Este año nuevo es algo más que una fecha simbólica como son todos los años nuevos. Para nadie es un secreto que se esperan muchos cambios en razón de los nuevos mandatarios que se posesionan; que en el mundo están pasando muchas cosas, casi todas críticas; y que se espera que, después de bastante tiempo preparándose para arrancar, el nuevo gobierno convierta en acciones las leyes que ha hecho pasar por el Congreso.
Pero no hay que equivocarse. Ninguna fecha es definitiva, ni una posesión de un nuevo mandatario inicia una nueva era. No sucederá eso con los recién elegidos en nuestro país –sean estos solo alcaldes de pequeños municipios, gobernadores de grandes departamentos o el burgomaestre del Distrito Especial- ni lo será quién acceda al puesto de poder más grande del mundo –la presidencia de los Estados Unidos.
Esa sensación que cada recién posesionado trata de enviar –algunos lo llaman ‘complejo de Adanismo’ porque se presentan como si fuera el primer día de la creación- es errado tanto en el campo de lo posible como en el campo de las expectativas que pretende crear. Pero igualmente es errado esperar por parte de los electores o de los gobernados que esto suceda.
No se cambia el mundo en cuatro años, ni depende el cambio de unas medidas y unas leyes. Mal hacemos al pensar que las promesas de campaña se pueden concretar según la voluntad del mandatario.
Tal vez si las vemos como propuestas para que la ciudadanía las asuma y las respalde se lograría avanzar bastante; pero la condición mínima es saber de qué depende en últimas o en el fondo la posibilidad de que esto se cumpla.
Los problemas de corrupción, de pobreza, de desigualdad, de ineficiencia administrativa, de delincuencia, etc. no dependen de que uno u otro dirigente asuma el mando de la Nación. Si así fuera sería a costa de renunciar a un régimen de libertades democráticas y aceptar una dictadura ilustrada que impusiera las soluciones por la fuerza.
La solución o la alternativa más clara es un cambio de modelo, un cambio de orientación de las funciones del Estado, que deje de fijarse exclusivamente en los resultados macroeconómicos y lo que llaman ‘desarrollo económico’ con todos los indicadores de crecimiento del PIB, de inversión extranjera, de aumento de reservas, etc., y se dedique a solucionar esos problemas. Eso lo diría Perogrullo, y sin embargo no lo ven así nuestros dirigentes, que siguen pensando que con supuestas o reales ‘bonanzas económicas’ se arreglan esas disfunciones de la sociedad.

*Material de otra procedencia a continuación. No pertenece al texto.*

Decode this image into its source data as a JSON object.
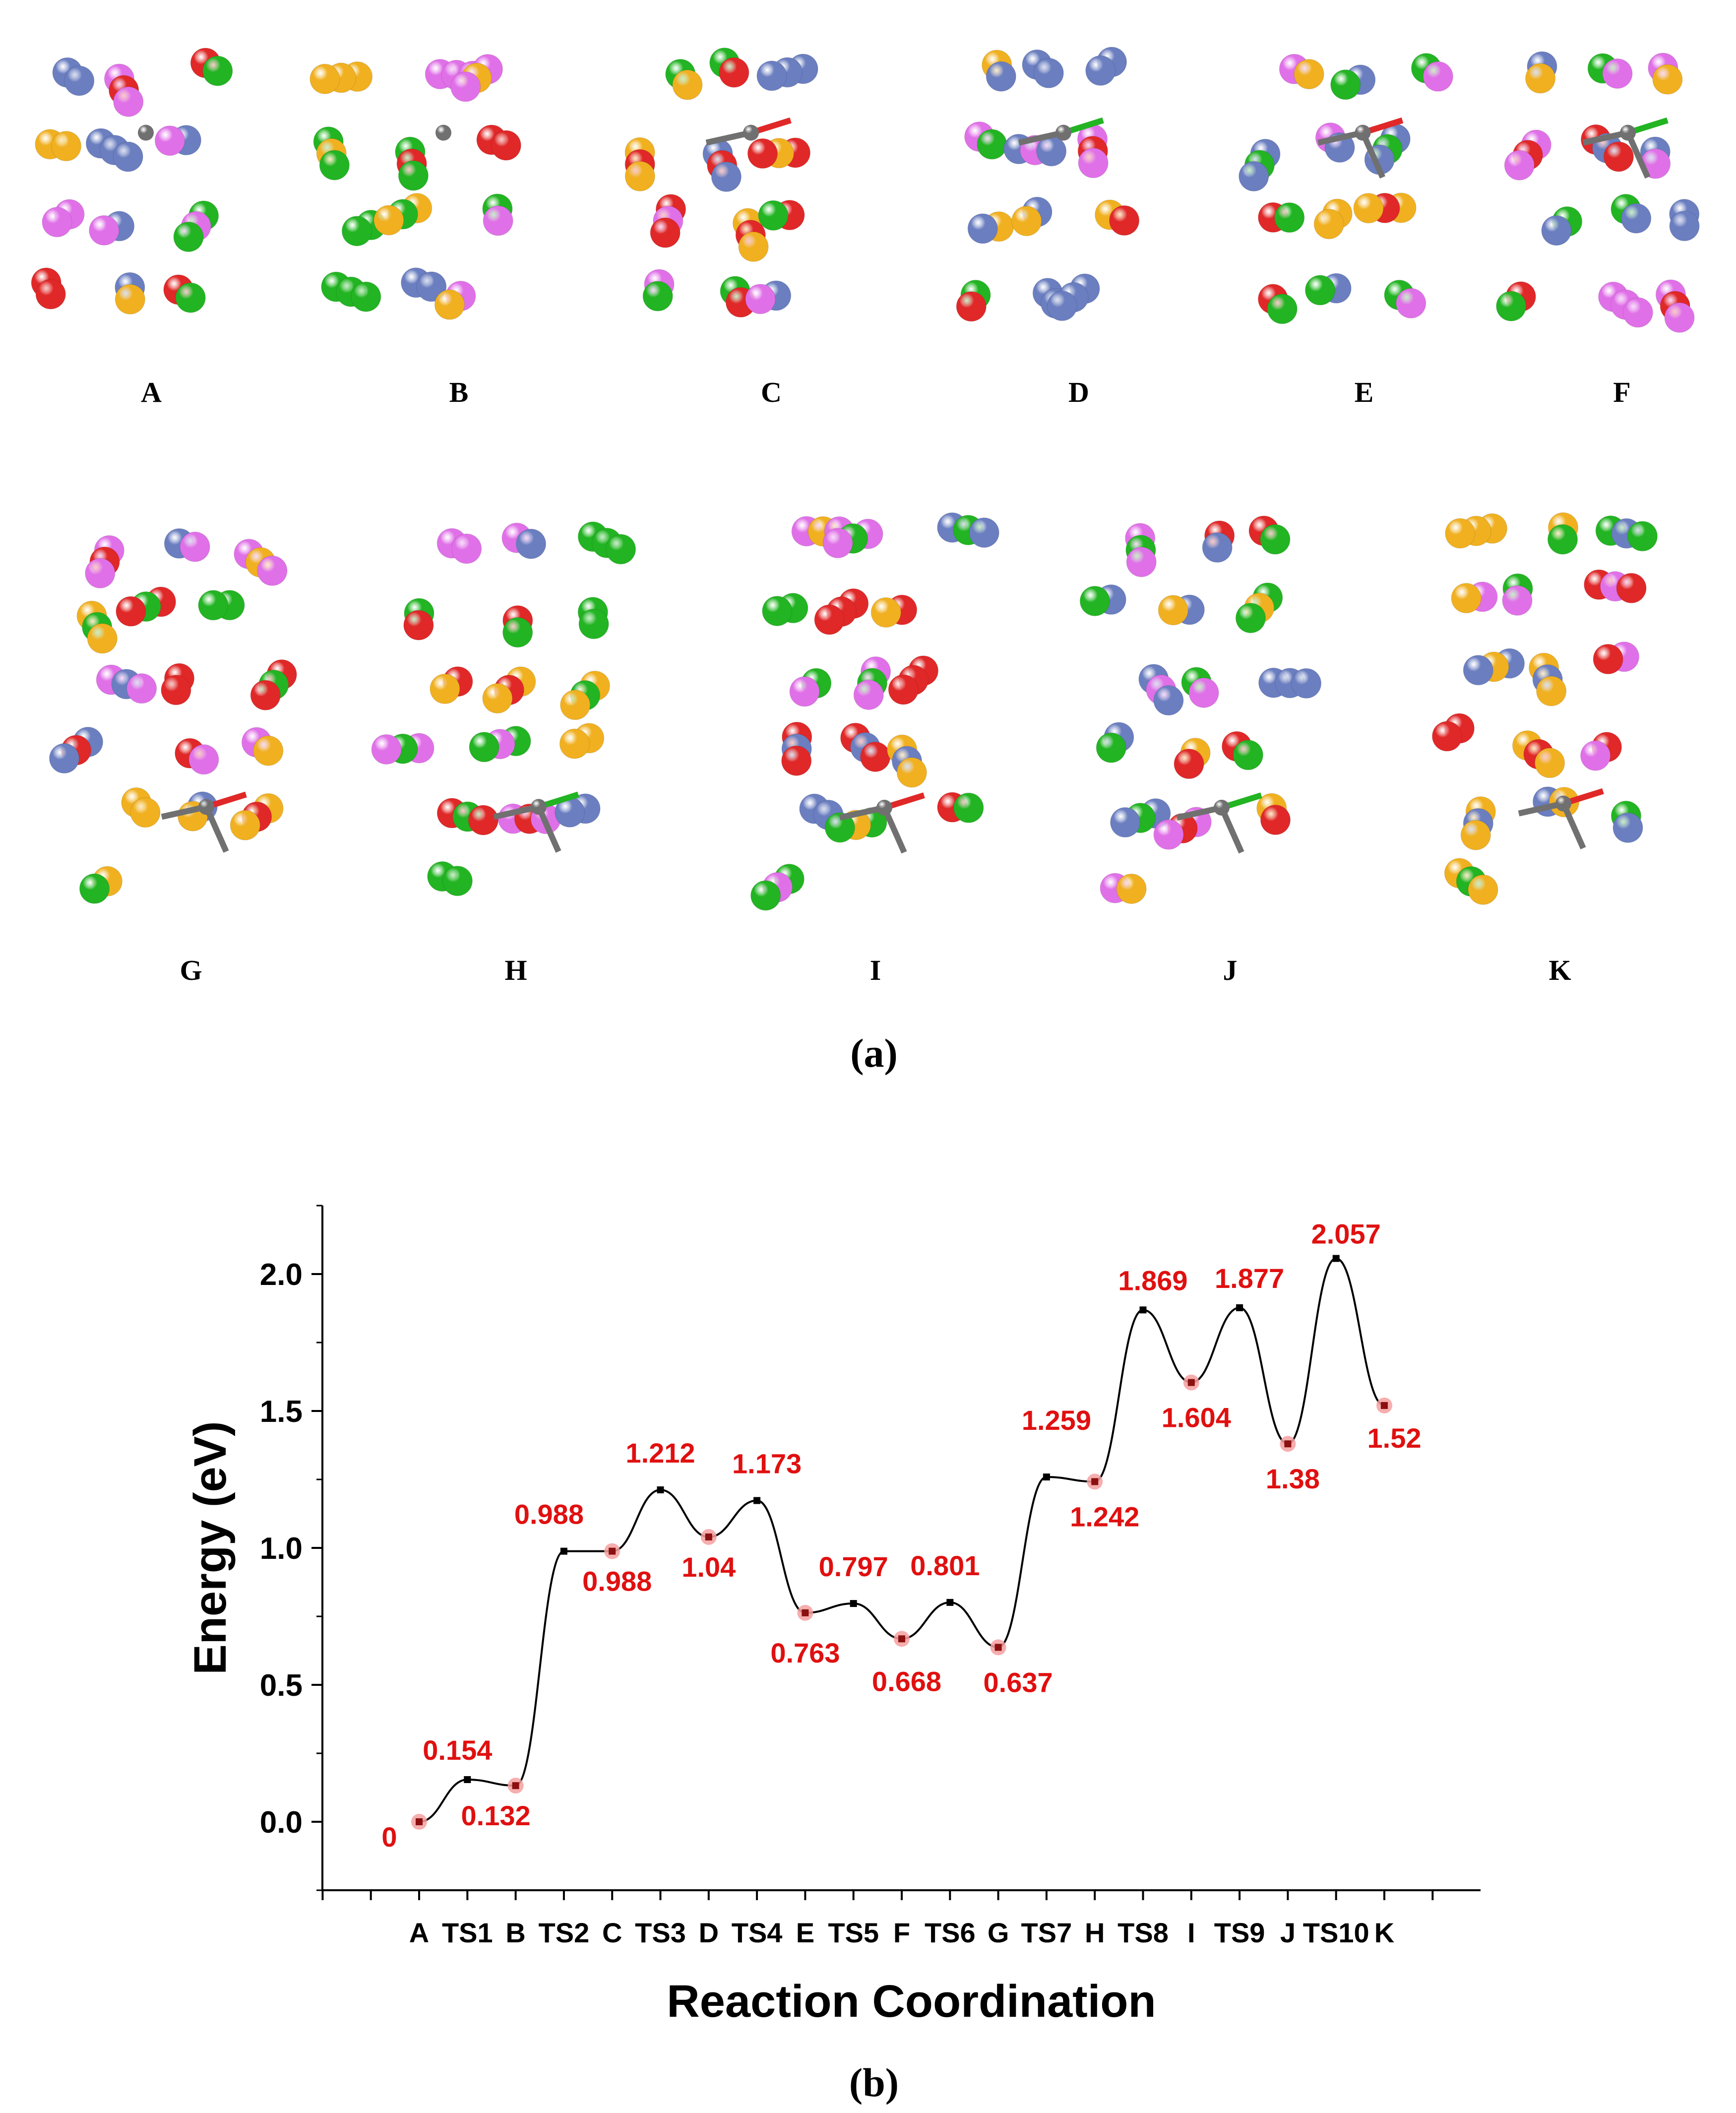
{
  "panel_a": {
    "label": "(a)",
    "structures": [
      {
        "id": "A",
        "label": "A"
      },
      {
        "id": "B",
        "label": "B"
      },
      {
        "id": "C",
        "label": "C"
      },
      {
        "id": "D",
        "label": "D"
      },
      {
        "id": "E",
        "label": "E"
      },
      {
        "id": "F",
        "label": "F"
      },
      {
        "id": "G",
        "label": "G"
      },
      {
        "id": "H",
        "label": "H"
      },
      {
        "id": "I",
        "label": "I"
      },
      {
        "id": "J",
        "label": "J"
      },
      {
        "id": "K",
        "label": "K"
      }
    ],
    "atom_colors": {
      "green": "#22b422",
      "magenta": "#e070e8",
      "blue": "#6a7ec0",
      "red": "#e02828",
      "orange": "#f0b020",
      "gray": "#707070"
    }
  },
  "panel_b_label": "(b)",
  "chart_data": {
    "type": "line",
    "title": "",
    "xlabel": "Reaction Coordination",
    "ylabel": "Energy (eV)",
    "categories": [
      "A",
      "TS1",
      "B",
      "TS2",
      "C",
      "TS3",
      "D",
      "TS4",
      "E",
      "TS5",
      "F",
      "TS6",
      "G",
      "TS7",
      "H",
      "TS8",
      "I",
      "TS9",
      "J",
      "TS10",
      "K"
    ],
    "values": [
      0,
      0.154,
      0.132,
      0.988,
      0.988,
      1.212,
      1.04,
      1.173,
      0.763,
      0.797,
      0.668,
      0.801,
      0.637,
      1.259,
      1.242,
      1.869,
      1.604,
      1.877,
      1.38,
      2.057,
      1.52
    ],
    "value_labels": [
      "0",
      "0.154",
      "0.132",
      "0.988",
      "0.988",
      "1.212",
      "1.04",
      "1.173",
      "0.763",
      "0.797",
      "0.668",
      "0.801",
      "0.637",
      "1.259",
      "1.242",
      "1.869",
      "1.604",
      "1.877",
      "1.38",
      "2.057",
      "1.52"
    ],
    "point_kind": [
      "min",
      "ts",
      "min",
      "ts",
      "min",
      "ts",
      "min",
      "ts",
      "min",
      "ts",
      "min",
      "ts",
      "min",
      "ts",
      "min",
      "ts",
      "min",
      "ts",
      "min",
      "ts",
      "min"
    ],
    "label_side": [
      "below",
      "above",
      "below",
      "above",
      "below",
      "above",
      "below",
      "above",
      "below",
      "above",
      "below",
      "above",
      "below",
      "above",
      "below",
      "above",
      "below",
      "above",
      "below",
      "above",
      "below"
    ],
    "ylim": [
      -0.25,
      2.25
    ],
    "yticks": [
      "0.0",
      "0.5",
      "1.0",
      "1.5",
      "2.0"
    ],
    "ytick_values": [
      0,
      0.5,
      1.0,
      1.5,
      2.0
    ],
    "colors": {
      "line": "#000000",
      "label": "#e01010",
      "minimum_marker": "#f4a0a0"
    }
  }
}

Es muy poco lo que va a cambiar o puede cambiar con un remplazo de un gobernante por otro si se mantienen las mismas reglas del juego y los mismos objetivos. Los males o lo que deseamos eliminar como enfermedades de nuestra colectividad seguirán presentes mientras la ciudadanía no exija que se atienda prioritariamente las causas de esos males.
Pequeñas revoluciones a nivel local se pueden dar, y aunque no trasformarán el mundo sí pueden mejorar las condiciones de la propia localidad. La política como la entendemos entre nosotros es la lucha por el poder y se admite que quien gana adquiere un derecho a utilizarlo según su criterio; debemos entender y hacer entender a quienes salen elegidos que lo que se les pide no es que comiencen una nueva era en la cual lo que cambia es el equipo que la administra, sino que sea otro el sistema y el propósito con el cual gobiernen.
Todos tenemos la idea y la esperanza del cambio en los resultados sin realizar que estos no se darán sin el cambio en las premisas y en los sistemas.
Esto aplica desde el cambio climático a nivel de las políticas de las grandes potencias, pasando por las crisis económicas que parece llevarán al mundo a otra ‘Gran Depresión’ hasta los ‘carruseles de la contratación’ y las bacrim o el paramilitarismo.
Podemos enviar a todos los responsables del pasado a prisión pero con seguridad brotarán retoños con las mismas o peores calidades y cantidades. No es un régimen cada vez más represivo la solución, al igual que la competencia no es la mejor fuente de armonía en una sociedad. El seguir amarrados a estas opciones no promete nada. La democracia si se entiende como la imposición de la mayoría en detrimento de las minorías es la peor de las tiranías; el capitalismo en su modalidad neoliberal –con la libertad total (la del mercado del poder) en un mundo donde la ‘competitividad’ define quienes sobreviven- es el camino para que poco a poco sean exterminados quienes van siendo los más rezagados en un competencia sin final –es decir todos-.